In the present study, all 15 species of Pleurotus fungi the team tested had this ability. Then they chose 17 species of nematode to see if any could survive the poison. None did. The scientists concluded that the mechanism of paralysis had been conserved by evolution across nematode lineages that diverged an estimated 280–430 million years ago.

The scientists suspected that calcium may play a role in the action of the poison. Animal muscles contain extensive calcium storehouses. When nerves tell the muscles to move, the calcium is released and stimulates contraction. When nerves tell them to stop, pumps refill the storehouses with calcium, and the muscle relaxes.

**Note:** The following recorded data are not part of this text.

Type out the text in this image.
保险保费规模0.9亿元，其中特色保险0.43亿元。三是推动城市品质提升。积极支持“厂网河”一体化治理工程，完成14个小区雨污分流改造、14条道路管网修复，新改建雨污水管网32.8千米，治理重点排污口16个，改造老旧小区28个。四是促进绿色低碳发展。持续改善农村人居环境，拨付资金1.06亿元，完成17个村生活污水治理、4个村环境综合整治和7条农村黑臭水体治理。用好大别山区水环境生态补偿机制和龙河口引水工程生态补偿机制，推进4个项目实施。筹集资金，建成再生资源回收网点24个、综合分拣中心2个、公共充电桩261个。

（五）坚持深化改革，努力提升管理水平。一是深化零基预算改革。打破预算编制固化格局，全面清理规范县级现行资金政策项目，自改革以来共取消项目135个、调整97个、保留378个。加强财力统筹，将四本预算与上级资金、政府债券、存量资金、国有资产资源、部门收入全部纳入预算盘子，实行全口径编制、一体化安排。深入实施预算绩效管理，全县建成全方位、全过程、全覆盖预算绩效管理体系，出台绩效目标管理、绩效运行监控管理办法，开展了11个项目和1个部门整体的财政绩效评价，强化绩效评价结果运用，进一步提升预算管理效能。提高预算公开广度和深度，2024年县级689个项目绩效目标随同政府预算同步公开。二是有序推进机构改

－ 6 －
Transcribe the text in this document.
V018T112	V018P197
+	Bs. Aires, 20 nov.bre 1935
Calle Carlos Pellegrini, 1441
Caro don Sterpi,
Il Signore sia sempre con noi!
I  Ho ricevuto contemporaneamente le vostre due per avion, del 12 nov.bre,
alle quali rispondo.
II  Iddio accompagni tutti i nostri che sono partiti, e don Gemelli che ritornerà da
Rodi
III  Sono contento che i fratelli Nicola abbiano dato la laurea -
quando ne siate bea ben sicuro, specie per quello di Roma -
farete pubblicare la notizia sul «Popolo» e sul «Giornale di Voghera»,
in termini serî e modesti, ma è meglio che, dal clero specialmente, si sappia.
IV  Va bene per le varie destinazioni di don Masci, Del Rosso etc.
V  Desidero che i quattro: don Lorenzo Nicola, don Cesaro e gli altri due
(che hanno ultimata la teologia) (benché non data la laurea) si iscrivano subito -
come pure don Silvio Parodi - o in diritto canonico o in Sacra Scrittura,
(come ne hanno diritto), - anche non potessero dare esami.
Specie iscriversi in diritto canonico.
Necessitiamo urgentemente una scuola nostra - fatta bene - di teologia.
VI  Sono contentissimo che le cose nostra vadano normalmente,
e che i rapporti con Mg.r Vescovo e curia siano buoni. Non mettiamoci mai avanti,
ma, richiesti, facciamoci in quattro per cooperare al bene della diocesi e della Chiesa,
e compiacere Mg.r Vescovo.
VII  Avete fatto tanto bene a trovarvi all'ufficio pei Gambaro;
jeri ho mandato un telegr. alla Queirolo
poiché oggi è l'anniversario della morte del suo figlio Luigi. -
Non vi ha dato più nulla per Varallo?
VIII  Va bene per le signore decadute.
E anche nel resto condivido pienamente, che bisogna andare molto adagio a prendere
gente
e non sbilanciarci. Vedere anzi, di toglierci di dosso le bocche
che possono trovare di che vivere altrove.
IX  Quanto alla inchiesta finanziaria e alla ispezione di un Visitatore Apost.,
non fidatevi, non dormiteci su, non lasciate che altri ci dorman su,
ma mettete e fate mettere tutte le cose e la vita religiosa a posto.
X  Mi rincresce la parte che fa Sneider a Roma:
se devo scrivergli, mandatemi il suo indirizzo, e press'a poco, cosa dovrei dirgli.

To investigate how the fungus was pulling this off, the scientists created worms with visible calcium and discovered that the ion flooded the pharynx and head muscles of poisoned worms—and stayed there. Very quickly, neurons and muscle cells died in droves.

Thus, the fungal poison probably irreversibly opens a calcium gate and/or jams the calcium pumps that re-stow it. Without a way of putting the calcium back where it belongs, the worm ends up in a rigor mortis that induces death.

Next, by randomly mutating nematodes and looking for poison-resistant individuals, then sequencing the mutants’ genes to see what got broken, the scientists deduced that the fungal poison can only act if the worm makes intact sensory hairs called cilia.

These 60 or so enervated antennae project from the roundworm fuselage and are used to smell, taste, touch, take the temperature, and otherwise sense their environment. Because worms that can’t make functional cilia (rendering them immune to oyster poison) also can’t sense their environment (rendering them blind), it is likely that mutants that can escape Pleurotus cannot survive in the wild, the scientists inferred.

Further tests revealed that the Pleurotus poison’s mechanism is distinct from that of all current nematicides. Nematodes are important parasites of plants, livestock and humans, and resistance to nematicides is growing. A potential drug so completely unknown, broadly effective, and seemingly resistance-proof is decidedly intriguing.

It’s not even the only one. Remember those fungi that make sticky nets? Some of them—and they’re completely unrelated to Pleurotus—also render nematodes comatose within an hour.

This is an opinion and analysis article.